I was sure of this. I could put on a serious face or even turn myself upside down—and still never write a single word.
Could Sunao?
I doubted I’d ever get the chance to ask, but I did wonder.
I entered the faculty office alone. The key rack was still empty. Various sports teams and the band were still practicing hard in the dimming light.
With the key in its rightful place, I headed for the building’s entrance. There I changed from slippers back into loafers and reunited with the bicycle, which had been patiently awaiting my return.
Ricchan and I split up at the back gate. She lived close by. She’d picked this high school for the easy commute rather than the uniform.
The wheels of the bike whirred as they spun; my feet were pressed flat against the pedals, my legs pumping.
The backs of the loafers were keen on folding in and locked in a battle with my Achilles tendons. They’d clearly forgotten their original shape entirely.
***
This is the story of how I came to be.
One day, Sunao really didn’t want to go to a children’s association event.
She’d had a fight with Ricchan, and because Sunao was a very stubborn child, she simply couldn’t be the first to apologize.
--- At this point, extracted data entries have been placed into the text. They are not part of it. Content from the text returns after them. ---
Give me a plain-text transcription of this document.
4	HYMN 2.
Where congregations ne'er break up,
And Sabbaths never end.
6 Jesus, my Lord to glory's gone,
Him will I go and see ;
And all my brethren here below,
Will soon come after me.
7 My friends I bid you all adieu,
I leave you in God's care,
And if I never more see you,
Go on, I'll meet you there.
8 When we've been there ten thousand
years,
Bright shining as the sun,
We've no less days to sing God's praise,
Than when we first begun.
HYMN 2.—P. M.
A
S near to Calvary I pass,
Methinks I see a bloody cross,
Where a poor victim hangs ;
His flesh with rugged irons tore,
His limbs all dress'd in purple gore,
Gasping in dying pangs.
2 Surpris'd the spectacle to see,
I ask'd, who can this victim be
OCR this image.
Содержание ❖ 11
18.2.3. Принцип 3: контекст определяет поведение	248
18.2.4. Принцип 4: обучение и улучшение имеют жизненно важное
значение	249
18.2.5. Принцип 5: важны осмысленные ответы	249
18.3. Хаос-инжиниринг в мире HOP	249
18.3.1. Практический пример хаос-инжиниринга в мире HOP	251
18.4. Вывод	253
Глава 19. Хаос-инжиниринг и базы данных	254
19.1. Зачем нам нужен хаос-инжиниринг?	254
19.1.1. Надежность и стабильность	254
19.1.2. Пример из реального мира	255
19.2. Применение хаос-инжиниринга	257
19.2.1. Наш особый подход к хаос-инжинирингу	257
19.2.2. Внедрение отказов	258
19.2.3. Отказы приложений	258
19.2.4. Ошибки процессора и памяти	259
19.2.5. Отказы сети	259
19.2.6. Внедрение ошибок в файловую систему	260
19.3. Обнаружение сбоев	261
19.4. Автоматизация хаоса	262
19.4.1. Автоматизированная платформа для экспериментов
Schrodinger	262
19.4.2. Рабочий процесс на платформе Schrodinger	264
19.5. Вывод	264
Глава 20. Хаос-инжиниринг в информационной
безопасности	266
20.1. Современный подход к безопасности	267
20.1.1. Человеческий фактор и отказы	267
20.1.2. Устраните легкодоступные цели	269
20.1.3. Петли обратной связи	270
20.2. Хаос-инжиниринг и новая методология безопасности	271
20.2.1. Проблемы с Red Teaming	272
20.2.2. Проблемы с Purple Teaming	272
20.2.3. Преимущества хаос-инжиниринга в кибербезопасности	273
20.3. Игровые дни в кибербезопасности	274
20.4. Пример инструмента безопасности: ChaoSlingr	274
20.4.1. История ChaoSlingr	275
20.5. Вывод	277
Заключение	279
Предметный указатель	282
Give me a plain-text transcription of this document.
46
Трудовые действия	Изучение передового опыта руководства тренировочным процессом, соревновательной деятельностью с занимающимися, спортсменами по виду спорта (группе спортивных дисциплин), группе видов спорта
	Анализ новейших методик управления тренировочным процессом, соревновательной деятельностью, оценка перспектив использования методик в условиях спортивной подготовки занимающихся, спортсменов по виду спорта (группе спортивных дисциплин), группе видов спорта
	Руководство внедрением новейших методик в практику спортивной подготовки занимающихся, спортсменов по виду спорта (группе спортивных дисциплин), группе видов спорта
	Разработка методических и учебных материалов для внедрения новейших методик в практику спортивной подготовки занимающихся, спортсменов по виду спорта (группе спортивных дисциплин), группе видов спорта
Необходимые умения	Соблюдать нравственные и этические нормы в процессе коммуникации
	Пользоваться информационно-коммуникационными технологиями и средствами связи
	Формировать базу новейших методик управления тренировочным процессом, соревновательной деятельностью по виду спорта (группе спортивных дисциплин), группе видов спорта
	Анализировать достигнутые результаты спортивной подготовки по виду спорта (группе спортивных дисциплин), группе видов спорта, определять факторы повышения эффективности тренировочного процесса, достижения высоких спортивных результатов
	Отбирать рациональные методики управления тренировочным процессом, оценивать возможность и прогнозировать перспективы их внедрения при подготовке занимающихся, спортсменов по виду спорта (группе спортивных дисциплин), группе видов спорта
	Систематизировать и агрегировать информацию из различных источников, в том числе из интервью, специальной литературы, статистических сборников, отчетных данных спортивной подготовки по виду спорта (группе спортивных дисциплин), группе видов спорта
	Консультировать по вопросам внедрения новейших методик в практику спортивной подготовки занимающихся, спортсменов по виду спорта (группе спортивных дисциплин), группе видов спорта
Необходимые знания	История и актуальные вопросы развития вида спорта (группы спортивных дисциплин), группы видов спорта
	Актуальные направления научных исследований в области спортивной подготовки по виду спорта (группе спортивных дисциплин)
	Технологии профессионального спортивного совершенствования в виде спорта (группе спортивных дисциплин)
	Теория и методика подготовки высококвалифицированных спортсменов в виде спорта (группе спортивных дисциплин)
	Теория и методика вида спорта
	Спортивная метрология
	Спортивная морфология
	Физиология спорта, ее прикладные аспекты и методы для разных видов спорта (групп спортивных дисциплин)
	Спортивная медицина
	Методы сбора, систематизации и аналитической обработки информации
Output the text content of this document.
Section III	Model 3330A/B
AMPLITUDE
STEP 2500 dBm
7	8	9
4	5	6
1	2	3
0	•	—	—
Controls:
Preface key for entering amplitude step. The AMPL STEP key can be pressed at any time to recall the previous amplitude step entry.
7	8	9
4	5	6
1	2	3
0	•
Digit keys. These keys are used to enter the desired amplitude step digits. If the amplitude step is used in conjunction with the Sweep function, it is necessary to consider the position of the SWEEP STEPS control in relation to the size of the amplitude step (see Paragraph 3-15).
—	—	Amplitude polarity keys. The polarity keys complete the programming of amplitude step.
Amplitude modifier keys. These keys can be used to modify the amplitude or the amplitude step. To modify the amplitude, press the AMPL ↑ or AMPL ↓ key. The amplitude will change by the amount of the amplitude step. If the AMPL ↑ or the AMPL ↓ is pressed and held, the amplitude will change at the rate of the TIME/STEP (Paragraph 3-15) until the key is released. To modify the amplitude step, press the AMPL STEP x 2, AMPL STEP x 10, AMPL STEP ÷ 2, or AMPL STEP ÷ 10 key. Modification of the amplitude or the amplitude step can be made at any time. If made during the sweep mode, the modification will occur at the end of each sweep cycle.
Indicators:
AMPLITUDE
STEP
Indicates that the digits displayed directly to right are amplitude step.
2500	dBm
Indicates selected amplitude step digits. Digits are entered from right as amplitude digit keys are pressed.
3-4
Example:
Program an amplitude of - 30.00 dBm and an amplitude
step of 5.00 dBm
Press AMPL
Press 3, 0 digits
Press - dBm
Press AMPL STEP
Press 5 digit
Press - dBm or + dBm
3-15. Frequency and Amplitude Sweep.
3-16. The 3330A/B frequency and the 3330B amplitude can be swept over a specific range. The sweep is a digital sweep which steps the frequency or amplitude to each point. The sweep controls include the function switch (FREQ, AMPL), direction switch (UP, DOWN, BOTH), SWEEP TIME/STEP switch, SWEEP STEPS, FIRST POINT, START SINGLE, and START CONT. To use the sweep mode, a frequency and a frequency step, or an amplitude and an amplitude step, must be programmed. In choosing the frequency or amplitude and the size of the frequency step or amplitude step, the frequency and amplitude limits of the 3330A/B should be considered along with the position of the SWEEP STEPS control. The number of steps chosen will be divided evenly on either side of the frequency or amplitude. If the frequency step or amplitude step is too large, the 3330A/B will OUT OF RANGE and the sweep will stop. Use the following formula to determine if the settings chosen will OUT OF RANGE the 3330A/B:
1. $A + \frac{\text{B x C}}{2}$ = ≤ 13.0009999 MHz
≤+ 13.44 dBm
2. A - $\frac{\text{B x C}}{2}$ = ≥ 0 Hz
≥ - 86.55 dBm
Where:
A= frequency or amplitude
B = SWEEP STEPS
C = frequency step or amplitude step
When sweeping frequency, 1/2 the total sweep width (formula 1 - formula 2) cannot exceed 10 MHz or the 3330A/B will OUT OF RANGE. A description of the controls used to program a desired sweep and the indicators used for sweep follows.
But this time she knew the fight was her fault, which left her trapped between the part of her that didn’t want to apologize and the part that knew she had to.
The result of this impasse was my birth. Still—Sunao and Ricchan had fought before, so I can’t say that was the sole cause.
Sunao was shocked—but she faced me and put her hands together like she was offering a prayer.
“Will you go to the community center for me and make up with Ricchan?”